The prayer meeting was great-there was a good turn out and a really good atmosphere. We spent quite a lot of time praying for the Eden team, the social action group attached to the Church and part of the 'Message Trust' led by Andy Hawthorne.
I got home and then tried to get stuff sorted for the Christian Union; we were spending Saturday helping frehsers move into hall, bag carrying etc. I spent a fair bit of time on the phone, washed up, and went to bed...

I was at work from 10-3 on Saturday, but recieved the bad news that the Christian Union volunteers had been denied access to the University hall of residence to help out the freshers with moving in; at the moment the reasons behind this were still unclear, although the implication seemed to be that it hadn't been cleared properly with the people in charge of admin in the halls. I couldn't be present on the day as I was still at work, but heard a little about it later. I think we will have a chance to discuss it all in much more detail on Tuesday, so I will wait until then before I try to make sense of it all.

Also on Friday my mum had gone into hospital to have an operation to remove one of the bones in her foot. She then had a plastic bone replacement inserted, which will mean she's on crutches for the next six weeks. This is rather complicated in my mum's case, as she has rheumatoid arthritis and doesn't have a lot of mobility in her hands or legs as a result, making using crutches a bit more difficult.
She came out of the hospital on Saturday, and I nipped home this afternoon to take her some Whittard chocolates and see how she was. She seemed fine, coping with the crutches very well, and my Dad now had quite a long period of holiday from work to look after her, so it's looking rather good at the moment. If this operation proves a success in the longer term, she may also have both her ankle bones replaced next year. This would require a lot more care, as she wouldn't be able to walk at all then, possibly even with crutches.
Hopefully she will be able to have the operation-if she can it may increase her mobility to the point where she is almost as she was before she developed the arthritis, over thirty years ago. But we aren't at that point yet, not by a long stretch, and it's probably better to deal with that when and if it arises.

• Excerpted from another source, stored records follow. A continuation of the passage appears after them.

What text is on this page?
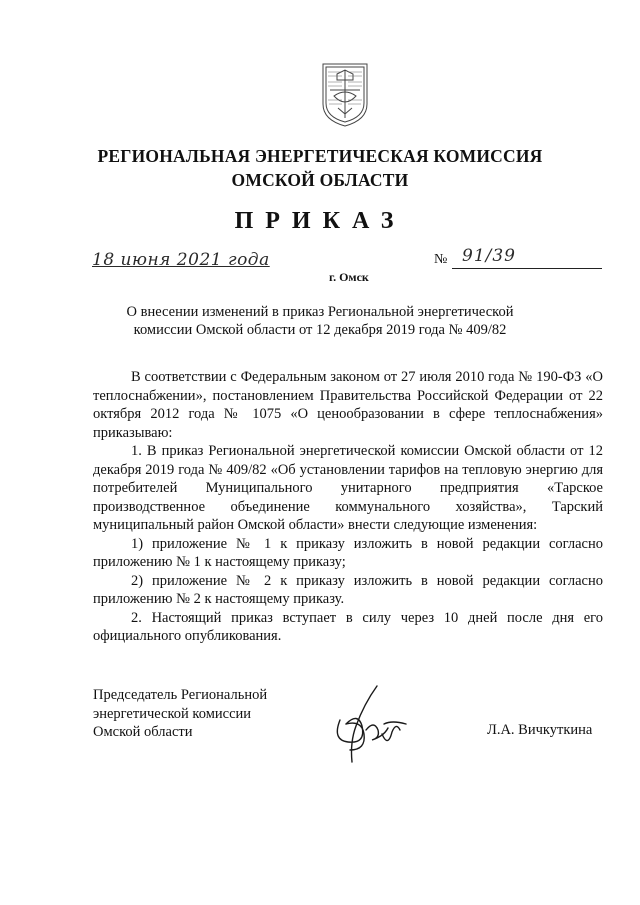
РЕГИОНАЛЬНАЯ ЭНЕРГЕТИЧЕСКАЯ КОМИССИЯ
ОМСКОЙ ОБЛАСТИ
ПРИКАЗ
18 июня 2021 года	№ 91/39
г. Омск
О внесении изменений в приказ Региональной энергетической
комиссии Омской области от 12 декабря 2019 года № 409/82

В соответствии с Федеральным законом от 27 июля 2010 года № 190-ФЗ «О теплоснабжении», постановлением Правительства Российской Федерации от 22 октября 2012 года № 1075 «О ценообразовании в сфере теплоснабжения» приказываю:

1. В приказ Региональной энергетической комиссии Омской области от 12 декабря 2019 года № 409/82 «Об установлении тарифов на тепловую энергию для потребителей Муниципального унитарного предприятия «Тарское производственное объединение коммунального хозяйства», Тарский муниципальный район Омской области» внести следующие изменения:

1) приложение № 1 к приказу изложить в новой редакции согласно приложению № 1 к настоящему приказу;

2) приложение № 2 к приказу изложить в новой редакции согласно приложению № 2 к настоящему приказу.

2. Настоящий приказ вступает в силу через 10 дней после дня его официального опубликования.

Председатель Региональной
энергетической комиссии
Омской области	Л.А. Вичкуткина
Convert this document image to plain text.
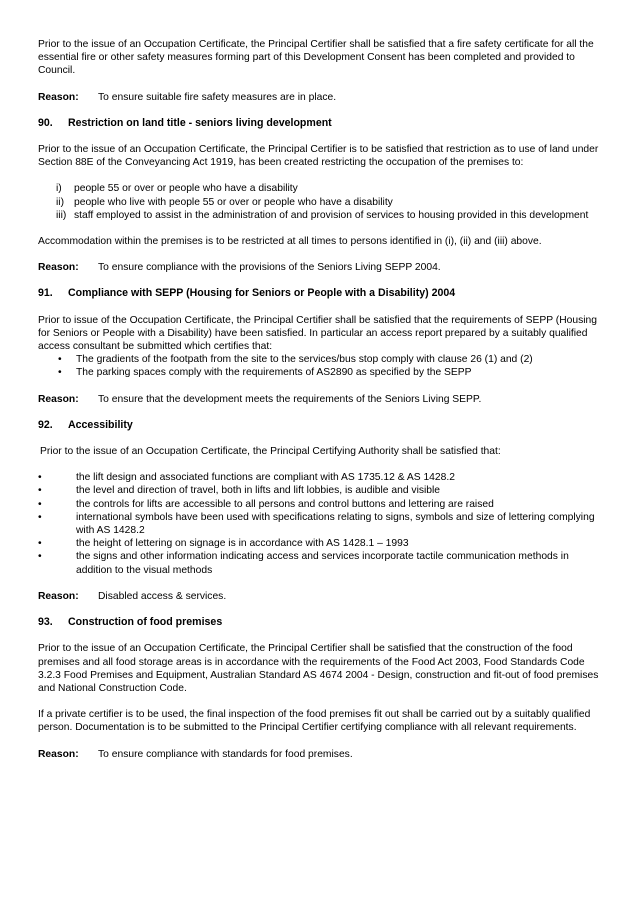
Prior to the issue of an Occupation Certificate, the Principal Certifier shall be satisfied that a fire safety certificate for all the essential fire or other safety measures forming part of this Development Consent has been completed and provided to Council.

Reason: To ensure suitable fire safety measures are in place.

90. Restriction on land title - seniors living development

Prior to the issue of an Occupation Certificate, the Principal Certifier is to be satisfied that restriction as to use of land under Section 88E of the Conveyancing Act 1919, has been created restricting the occupation of the premises to:

i) people 55 or over or people who have a disability
ii) people who live with people 55 or over or people who have a disability
iii) staff employed to assist in the administration of and provision of services to housing provided in this development

Accommodation within the premises is to be restricted at all times to persons identified in (i), (ii) and (iii) above.

Reason: To ensure compliance with the provisions of the Seniors Living SEPP 2004.

91. Compliance with SEPP (Housing for Seniors or People with a Disability) 2004

Prior to issue of the Occupation Certificate, the Principal Certifier shall be satisfied that the requirements of SEPP (Housing for Seniors or People with a Disability) have been satisfied. In particular an access report prepared by a suitably qualified access consultant be submitted which certifies that:

• The gradients of the footpath from the site to the services/bus stop comply with clause 26 (1) and (2)
• The parking spaces comply with the requirements of AS2890 as specified by the SEPP

Reason: To ensure that the development meets the requirements of the Seniors Living SEPP.

92. Accessibility

Prior to the issue of an Occupation Certificate, the Principal Certifying Authority shall be satisfied that:

•	the lift design and associated functions are compliant with AS 1735.12 & AS 1428.2
•	the level and direction of travel, both in lifts and lift lobbies, is audible and visible
•	the controls for lifts are accessible to all persons and control buttons and lettering are raised
•	international symbols have been used with specifications relating to signs, symbols and size of lettering complying with AS 1428.2
•	the height of lettering on signage is in accordance with AS 1428.1 – 1993
•	the signs and other information indicating access and services incorporate tactile communication methods in addition to the visual methods

Reason: Disabled access & services.

93. Construction of food premises

Prior to the issue of an Occupation Certificate, the Principal Certifier shall be satisfied that the construction of the food premises and all food storage areas is in accordance with the requirements of the Food Act 2003, Food Standards Code 3.2.3 Food Premises and Equipment, Australian Standard AS 4674 2004 - Design, construction and fit-out of food premises and National Construction Code.

If a private certifier is to be used, the final inspection of the food premises fit out shall be carried out by a suitably qualified person. Documentation is to be submitted to the Principal Certifier certifying compliance with all relevant requirements.

Reason: To ensure compliance with standards for food premises.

Thursday, September 14, 2006

I decided to start this having looked over a friend's blog and begun to feel like it might be useful for me to have somewhere to post my thoughts. I don't have a clue, at this stage, who is likely to read this; I'm trying not to have that in mind. I don't mind the idea of honesty, but I'm not so keen on being maybe too candid on here. I believe there's a difference between the two.
I should give some information about myself from the outset. My name is Robert Wager, I am twenty-one years old, twenty-two in December, and am in my final year studying for a degree in English Literature at Manchester Metropolitan University. I live in Victoria Park, which is just outside the city centre, in a house shared with four others.
I was born in Stockport, and brought up in Bramhall, a suburb in Cheshire. I went to school there, spent my first nineteen years there, and left there two years ago. I lived in Halls of residence for a year, and then have lived in two shared houses since that time.
I attend a church in Salford; I first became a Christian when I was twenty.
I can't drive, I don't have a passport and I work at Whittard. I have one brother, 27, married and no sisters. My mum is a former nurse and my dad is a software engineer. I am writing this in a monotone voice, just to get rid of some of the facts in my head. I don't know where to start.